Mr. Scott Didyoung, who has taught English in the district for over 37 years — while also coaching varsity soccer and directing the high school musicals — is retiring this year. The 9th grade English teacher taught at Junior High East before coming to the high school this year when freshmen were added to the building. While he is looking forward to relaxing, he said he will miss a lot about teaching.

“I’m going to miss the connections you make and also seeing the kids learn and grow,” he said. “The hardest thing to walk away from is the kids in the classroom, the soccer players, and the kids in the musical.”

Mr. Didyoung has had over 300 wins as soccer coach, a milestone he reached during the 2015 season, making him the winningest active coach in Berks County at the time.

“I’m going to miss him and I know the rest of the team is going miss him, too,” soccer player Matt Kerr said.

Mr. Didyoung, who grew up in Reading, said his interest in the soccer began in high school.

Coach Didyoung with Adam Gilbert after boys soccer won the PAC-10 Championship in 2015. (Photo by Sandi Yanisko)

“I played in the community soccer program and intramural in school,” he said. “My cousins and relatives played; it made me a better athlete and I always loved the tactics of the game.”

Mr. Didyoung’s interest in theater began at an earlier age.

“My 4th grade teacher told me I had to be a woodcutter in one of the plays, and I fell in love with the musicals after that,” he said.

Mr. Didyoung’s arts-loving family also had a big influence on him.  He has always been very close with his parents and his sister.

“My family and I would go to musicals together; they would always be presents,” he said.

He was in plays in high school and college at Kutztown University, where he majored in Communications Education. He also has been in professional performances, but not full time.

Mr. Didyoung at his desk while teaching 9th Grade English. (Photo by Amy Hansen)

“It was hard to make a living,” he said.

Mr. Didyoung, who has directed dozens of plays over the years, said he could not decide on one favorite musical. He said Les Miserable, Phantom of the Opera, Jekyll and Hyde, West Side Story, and Mary Poppins would all be top contenders.

He has especially enjoyed working with students who, like him, were multi-talented and tried different types of activities.

“I had top athletes in the theater,” he said, “and the athletes enjoy the arts too.”

He said he tries to help students understand they can excel in more than one thing.

“I want them to realize that,” he said. “Getting kids to experience their talents is extremely important.”

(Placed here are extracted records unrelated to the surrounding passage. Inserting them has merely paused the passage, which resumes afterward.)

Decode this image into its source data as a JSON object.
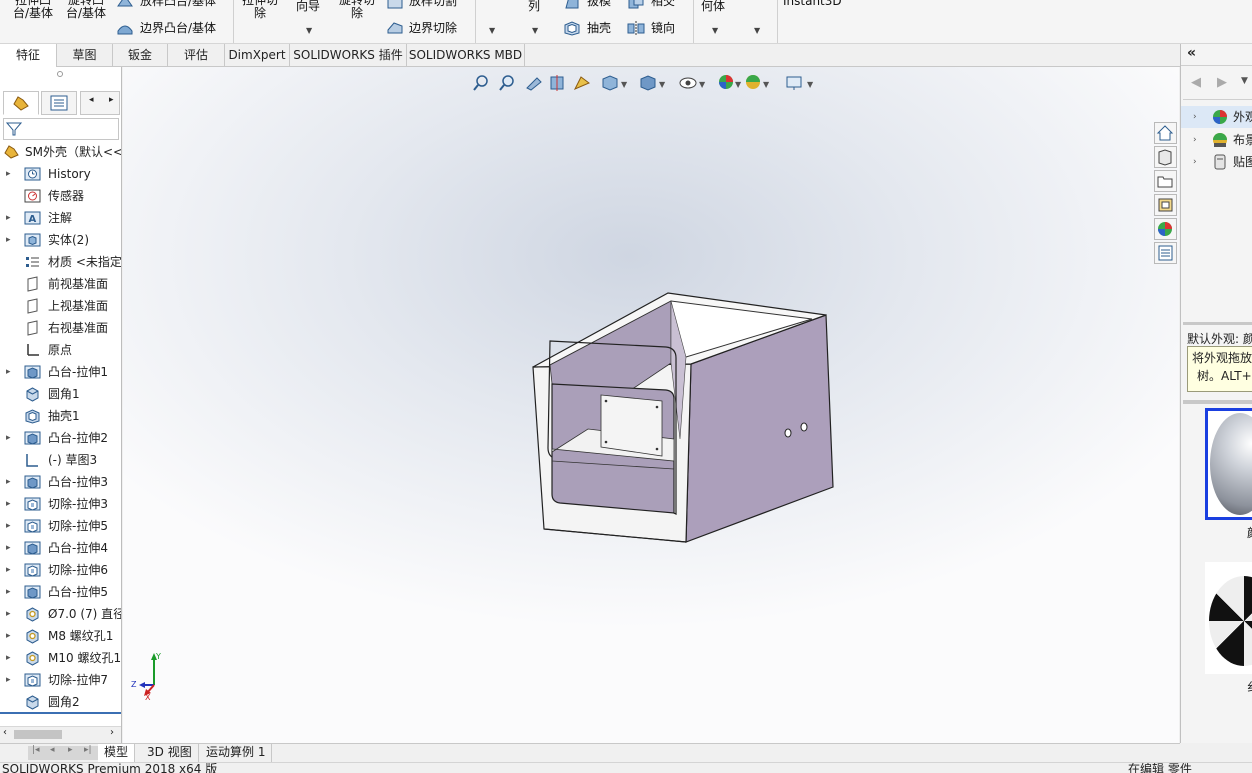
{
  "ribbon": {
    "extrude_boss": "拉伸凸\n台/基体",
    "revolve_boss": "旋转凸\n台/基体",
    "loft_boss": "放样凸台/基体",
    "boundary_boss": "边界凸台/基体",
    "extrude_cut": "拉伸切\n除",
    "hole_wizard": "向导",
    "revolve_cut": "旋转切\n除",
    "loft_cut": "放样切割",
    "boundary_cut": "边界切除",
    "pattern": "列",
    "draft": "拔模",
    "intersect": "相交",
    "shell": "抽壳",
    "mirror": "镜向",
    "ref_geometry": "何体",
    "instant3d": "Instant3D"
  },
  "tabs": [
    "特征",
    "草图",
    "钣金",
    "评估",
    "DimXpert",
    "SOLIDWORKS 插件",
    "SOLIDWORKS MBD"
  ],
  "active_tab": "特征",
  "tree": {
    "root": "SM外壳（默认<<",
    "nodes": [
      {
        "label": "History",
        "icon": "history-icon",
        "expand": true
      },
      {
        "label": "传感器",
        "icon": "sensor-icon",
        "expand": false
      },
      {
        "label": "注解",
        "icon": "annotation-icon",
        "expand": true
      },
      {
        "label": "实体(2)",
        "icon": "solid-bodies-icon",
        "expand": true
      },
      {
        "label": "材质 <未指定",
        "icon": "material-icon",
        "expand": false
      },
      {
        "label": "前视基准面",
        "icon": "plane-icon",
        "expand": false
      },
      {
        "label": "上视基准面",
        "icon": "plane-icon",
        "expand": false
      },
      {
        "label": "右视基准面",
        "icon": "plane-icon",
        "expand": false
      },
      {
        "label": "原点",
        "icon": "origin-icon",
        "expand": false
      },
      {
        "label": "凸台-拉伸1",
        "icon": "boss-extrude-icon",
        "expand": true
      },
      {
        "label": "圆角1",
        "icon": "fillet-icon",
        "expand": false
      },
      {
        "label": "抽壳1",
        "icon": "shell-icon",
        "expand": false
      },
      {
        "label": "凸台-拉伸2",
        "icon": "boss-extrude-icon",
        "expand": true
      },
      {
        "label": "(-) 草图3",
        "icon": "sketch-icon",
        "expand": false
      },
      {
        "label": "凸台-拉伸3",
        "icon": "boss-extrude-icon",
        "expand": true
      },
      {
        "label": "切除-拉伸3",
        "icon": "cut-extrude-icon",
        "expand": true
      },
      {
        "label": "切除-拉伸5",
        "icon": "cut-extrude-icon",
        "expand": true
      },
      {
        "label": "凸台-拉伸4",
        "icon": "boss-extrude-icon",
        "expand": true
      },
      {
        "label": "切除-拉伸6",
        "icon": "cut-extrude-icon",
        "expand": true
      },
      {
        "label": "凸台-拉伸5",
        "icon": "boss-extrude-icon",
        "expand": true
      },
      {
        "label": "Ø7.0 (7) 直径",
        "icon": "hole-icon",
        "expand": true
      },
      {
        "label": "M8 螺纹孔1",
        "icon": "hole-icon",
        "expand": true
      },
      {
        "label": "M10 螺纹孔1",
        "icon": "hole-icon",
        "expand": true
      },
      {
        "label": "切除-拉伸7",
        "icon": "cut-extrude-icon",
        "expand": true
      },
      {
        "label": "圆角2",
        "icon": "fillet-icon",
        "expand": false
      }
    ]
  },
  "triad": {
    "y": "Y",
    "z": "Z",
    "x": "X"
  },
  "right_pane": {
    "collapse": "«",
    "items": [
      "外观",
      "布景",
      "贴图"
    ],
    "default_appearance": "默认外观: 颜",
    "hint_line1": "将外观拖放",
    "hint_line2": "树。ALT+"
  },
  "bottom_tabs": [
    "模型",
    "3D 视图",
    "运动算例 1"
  ],
  "active_bottom_tab": "模型",
  "status": {
    "left": "SOLIDWORKS Premium 2018 x64 版",
    "right": "在编辑 零件"
  }
}
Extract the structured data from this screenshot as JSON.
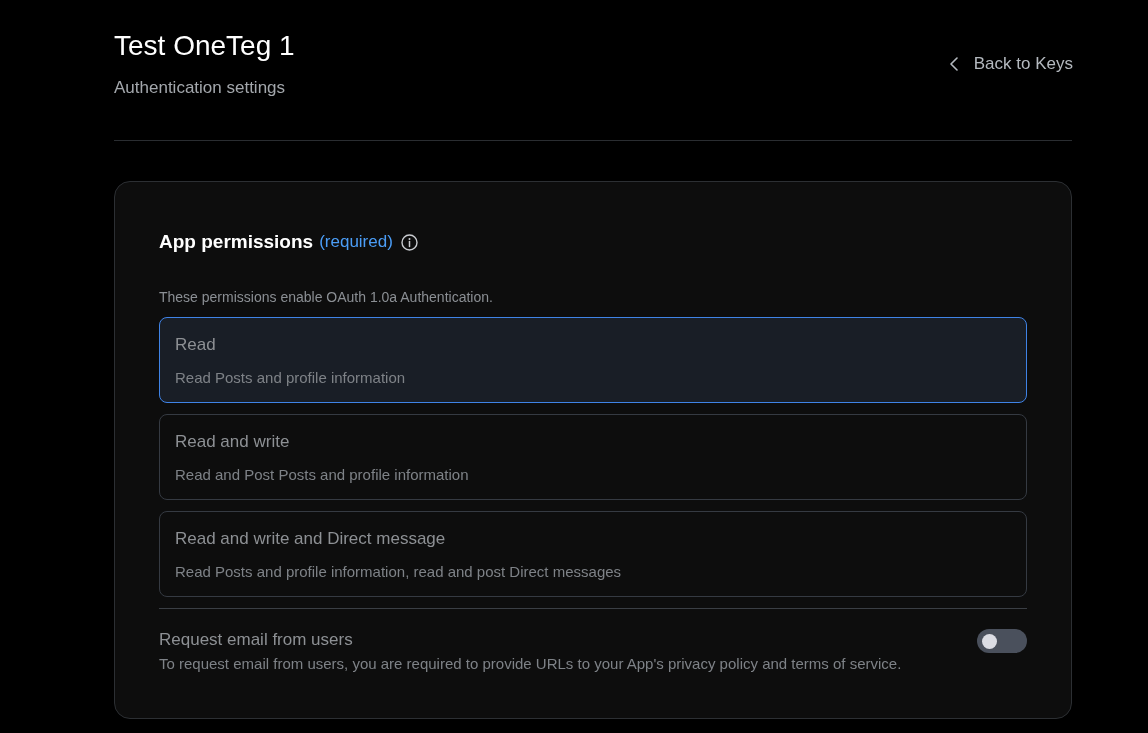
{
  "header": {
    "title": "Test OneTeg 1",
    "subtitle": "Authentication settings",
    "back_link": "Back to Keys"
  },
  "permissions": {
    "title": "App permissions",
    "required_label": "(required)",
    "description": "These permissions enable OAuth 1.0a Authentication.",
    "options": [
      {
        "title": "Read",
        "description": "Read Posts and profile information",
        "selected": true
      },
      {
        "title": "Read and write",
        "description": "Read and Post Posts and profile information",
        "selected": false
      },
      {
        "title": "Read and write and Direct message",
        "description": "Read Posts and profile information, read and post Direct messages",
        "selected": false
      }
    ]
  },
  "email_request": {
    "title": "Request email from users",
    "description": "To request email from users, you are required to provide URLs to your App's privacy policy and terms of service.",
    "on": false
  }
}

Senior Casey Flack, who has been in three of the musicals directed by Mr. Didyoung, including his last one, “Snoopy!”, said he has had a big impact on her life.

“He is a very passionate and sincere man,” she said. “He helped me to learn patience and taught everyone in the cast that honesty is the best policy.”

He also could be quirky, she said.

“I will never forget his funny sayings such as, ‘schosh’, ‘wee toddy’, and ‘lookie lookie at Mr. Didyoung’,” she said.

Other students who have had him for class remember “Didyoung Dollars” (extra credit points earned by answering questions) and how Mr. Didyoung would have them repeat “a tutor who tooted a flute” to learn correct pronunciation.

Junior Dylan Robertson, who had Mr. Didyoung for 9th grade English, remembers acting out Romeo and Juliet with fake swords. He also remembers Mr. Didyoung talking in third person when he was not happy about something.

“One time I handed in an essay [that] wasn’t good,” he said, and was told, “‘Mr. Didyoung did not enjoy that very much’.”

In addition to spending more time in retirement with his family, including his parents in California, Mr. Didyoung plans to continue to be involved in learning, soccer and theatre.

“I want to become more educated,” he said. “I want to take classes about Broadway at Villanova. I want to maybe continue coaching somewhere else or at another level.”